Storms arise. Cancer returns, accidents claim lives. Legal battles are lost and families are harmed. People cast themselves headlong into destructive addictions. Parents abuse children. Storms arise and we who are caught in the middle are anxious with fear. We cry out, "Teacher, is it nothing to you that we’re going down?"

Jesus replies, "Quiet! Settle down!" In the midst of our chaos there is a quiet center, and eye of calm in the middle of the storm. Jesus speaks sharply, "Why are you such cowards? Don’t you have any faith at all?"

Faith is simply the understanding that we are held in God’s will by God’s love. We need only quiet our fears to know that we are not alone and that God is with us.

A terrible tragedy engulfed a religion professor at Whitworth College. Gerald Sittser lost his wife, mother and four-year-old daughter in a single car accident. One by one, by the side of the road they died in his arms. Following the accident Sittser chronicled the emptiness of his life. With candor and matter of fact clarity he recalls the despair that threatened to overwhelm him—but amazingly, never did. He survived because he believed in the ancient Christian doctrine of grace. He believed in grace because he lived it. And he named the book he later wrote, A Grace Disguised.

He writes, ". . . [T]hough I experienced death, I also experienced life in ways that I never thought possible before—not after the darkness, as we might suppose, but in the darkness. I did not go through the pain and come out the other side; instead, I lived in it and found within that pain the grace to survive and eventually grow. I did not get over the loss of my loved ones; rather I absorbed the loss into my life, like soil receives decaying matter, until it became a part of who I am. Sorrow took up permanent residence in my soul and enlarged it."

Let me repeat that last line: "Sorrow took up permanent residence in my soul and enlarged it."

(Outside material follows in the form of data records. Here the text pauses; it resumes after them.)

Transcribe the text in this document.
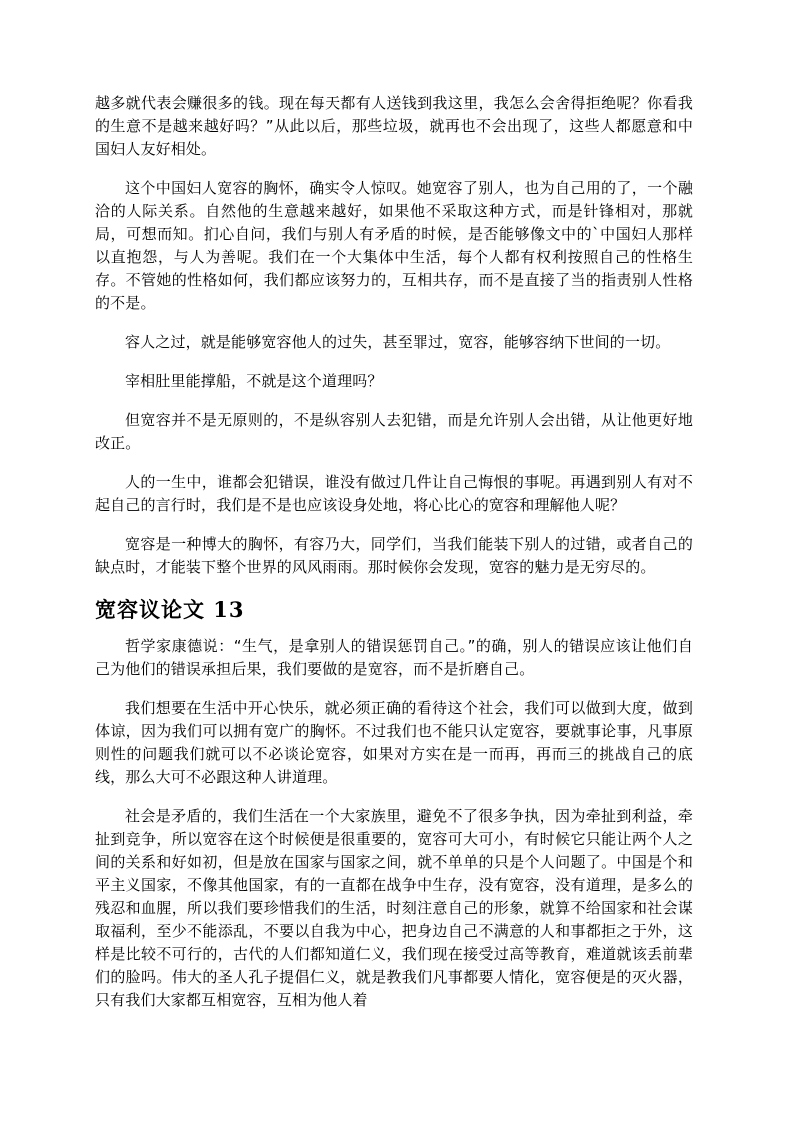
越多就代表会赚很多的钱。现在每天都有人送钱到我这里，我怎么会舍得拒绝呢？你看我的生意不是越来越好吗？”从此以后，那些垃圾，就再也不会出现了，这些人都愿意和中国妇人友好相处。

这个中国妇人宽容的胸怀，确实令人惊叹。她宽容了别人，也为自己用的了，一个融洽的人际关系。自然他的生意越来越好，如果他不采取这种方式，而是针锋相对，那就局，可想而知。扪心自问，我们与别人有矛盾的时候，是否能够像文中的`中国妇人那样以直抱怨，与人为善呢。我们在一个大集体中生活，每个人都有权利按照自己的性格生存。不管她的性格如何，我们都应该努力的，互相共存，而不是直接了当的指责别人性格的不是。

容人之过，就是能够宽容他人的过失，甚至罪过，宽容，能够容纳下世间的一切。

宰相肚里能撑船，不就是这个道理吗？

但宽容并不是无原则的，不是纵容别人去犯错，而是允许别人会出错，从让他更好地改正。

人的一生中，谁都会犯错误，谁没有做过几件让自己悔恨的事呢。再遇到别人有对不起自己的言行时，我们是不是也应该设身处地，将心比心的宽容和理解他人呢？

宽容是一种博大的胸怀，有容乃大，同学们，当我们能装下别人的过错，或者自己的缺点时，才能装下整个世界的风风雨雨。那时候你会发现，宽容的魅力是无穷尽的。

宽容议论文 13

哲学家康德说：“生气，是拿别人的错误惩罚自己。”的确，别人的错误应该让他们自己为他们的错误承担后果，我们要做的是宽容，而不是折磨自己。

我们想要在生活中开心快乐，就必须正确的看待这个社会，我们可以做到大度，做到体谅，因为我们可以拥有宽广的胸怀。不过我们也不能只认定宽容，要就事论事，凡事原则性的问题我们就可以不必谈论宽容，如果对方实在是一而再，再而三的挑战自己的底线，那么大可不必跟这种人讲道理。

社会是矛盾的，我们生活在一个大家族里，避免不了很多争执，因为牵扯到利益，牵扯到竞争，所以宽容在这个时候便是很重要的，宽容可大可小，有时候它只能让两个人之间的关系和好如初，但是放在国家与国家之间，就不单单的只是个人问题了。中国是个和平主义国家，不像其他国家，有的一直都在战争中生存，没有宽容，没有道理，是多么的残忍和血腥，所以我们要珍惜我们的生活，时刻注意自己的形象，就算不给国家和社会谋取福利，至少不能添乱，不要以自我为中心，把身边自己不满意的人和事都拒之于外，这样是比较不可行的，古代的人们都知道仁义，我们现在接受过高等教育，难道就该丢前辈们的脸吗。伟大的圣人孔子提倡仁义，就是教我们凡事都要人情化，宽容便是的灭火器，只有我们大家都互相宽容，互相为他人着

Where was God when Dr. Sittser’s wife, mother and child died? Where was God while he fought despair and overwhelming grief? It appears that God was there, closer than breathing, in the very center of the sorrow. Grace inhabits even our pain and fear. Grace is in the center of the storm. Jesus knew that. The disciples didn’t . . . yet.

Gerald Sittser concludes:

"To live in a world with grace is better by far than to live in a world of absolute fairness. A fair world may make life nice for us, but only as nice as we are. A world with grace will give us more than we deserve. It will give us life, even in our suffering."

With the disciples we are amazed and shaken by the depth of God’s love and concern for us. They were in absolute awe, staggered. "Who is this, anyway?" they asked. "Wind and sea at his beck and call!"

Grace! Grace has the fist and the last word.

Amen.

1. Poems of Stephen Crane, selected by Gerald D. McDonald, Thomas Y. Cromwell Company, New York, 1964, p. 49

2. Paul Davies, Physics and the Mind of God: The Templeton Prize Address, First Things 55 (August/September 1995):31-35.

3. Leslie D, Weather head, The Will of God, Nashville, The Abington Press, 1944, 1972.